Chapter 3.C.5 (2.B.5)  Human Experimentation and Research 

Notes: Conflicts of Interest and Human Subjects Research

Note 3. The Role of IRBs (page 266/222)

    The Food and Drug Administration (FDA) and the Office for Human Research Protections (OHRP) added new provisions to the HHS regulations promoting the protection of human subjects in 2009.  The new regulations are meant to facilitate more federal oversight of IRBs.  See 45 C.F.R. §§46.501-505 (2009).

Note 5. Aftermath of Grimes (page 267/223)

    In When Human Experimentation is Criminal, 99 J. Crim L. & Criminology 89 (2009), L. Song Richardson argues that medical researchers who “conduct experiments on individuals without their knowledge” or who “deliberately fail to disclose to individuals the known and obvious risks of participation in an experiment” should face criminal punishment.    Richardson suggests that “idealization bias” (the difficulty people have viewing doctors/researchers as criminals) and “social benefit bias” (the idea that people are more willing to overlook research misconduct because it benefits society) may explain why people are reluctant to subject researchers who commit misconduct to criminal consequences.  Do you think this would be an appropriate expansion of the criminal law?  What are the practical and theoretical differences of addressing research misconduct through criminal law versus tort law?

Note 6. Conflicts of Interest (page 267/224)

    The Institutes of Medicine recently issued a major report on this issue including several significant recommendations.
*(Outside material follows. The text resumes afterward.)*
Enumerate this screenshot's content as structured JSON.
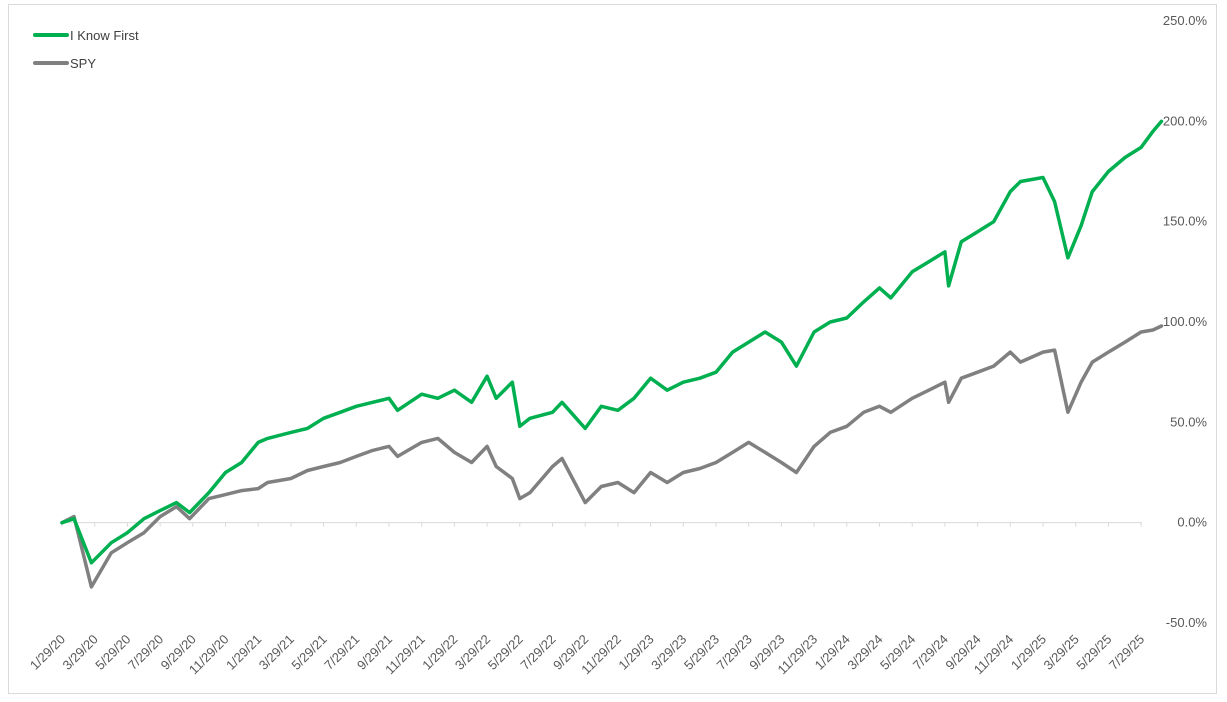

See, e.g., Bernard Lo and Marilyn J. Field, Editors; Committee on Conflict of Interest in Medical Research, Education, and Practice; Institute of Medicine, Conflict of Interest in Medical Research, Education, and Practice (2009), available online at http://www.nap.edu/catalog.php?record_id=12598#toc. For commentary on the report see Robert Steinbrook,  Controlling Conflict of Interest – Proposals from the Institute of Medicine, 360: 21 New Eng. J. Med. 2160-2163 (2009). 

Note 8. Research on Vulnerable Populations (page 269/225)

    a. Children.  For a recent analysis see, Doriane Lambelet Coleman, The Legal Ethics of Pediatric Research, 57 Duke L.J. 517 (2007)(Author argues that just as child protection laws limit the scope of parental authority by proscribing “physical abuse, emotional abuse, and neglect”, parents should not be permitted to consent to research involving their children that would constitute maltreatment.  Author suggests an ethical framework for pediatric research that “tracks the law of child protection and parents’ decisional authority.”) 

    c. Mentally Ill/Incompetent Patients.  See Carl H. Coleman, Research with Decisionally Incapacitated Human Subjects:  an Argument for a Systemic Approach to Risk-Benefit Assessment, 83 Ind. L.J. 743 (2008)(suggesting “the following standard for determining whether a policy permitting research with incapacitated persons is ethically acceptable:  the risks incapacitated persons will face from the policy (i.e. the risk of being enrolled in burdensome research without their personal authorization) must be outweighed by the benefits they can expect from the additional research related to their conditions that the policy facilitates.  In other words, at the level of public policy, the question is whether the balance of burdens and benefits is fair to incapacitated persons from a long-term, systemic perspective – not whether individuals will receive net benefits from each and every study in which they are personally enrolled.”)

Note 10. Inclusion of Women and Minorities (page 271/227)

    For articles focusing on the inclusion of children from minority or marginalized populations in research, see Doriane Lambelet Coleman, The Legal Ethics of Pediatric Research, 57 Duke L.J. 517 (2007); and  Lisa W. Foderaro, Study Refutes Claims on AIDS Drug Trials, NY Times, January 27, 2009.

Note 12. Research in Developing Countries (page 272/228)

    For a summary of the recent debate about whether US clinical trials should follow the Helsinki Declaration or the International Conference on Harmonization's Good Clinical Practice (GCP), see Denise Normille, Clinical Trials at Odds With U.S. Policy, Science, October 24, 2008; and Editorial, Does the FDA have the authority to trump the Declaration of Helsinki?, BMJ, April 21, 2009.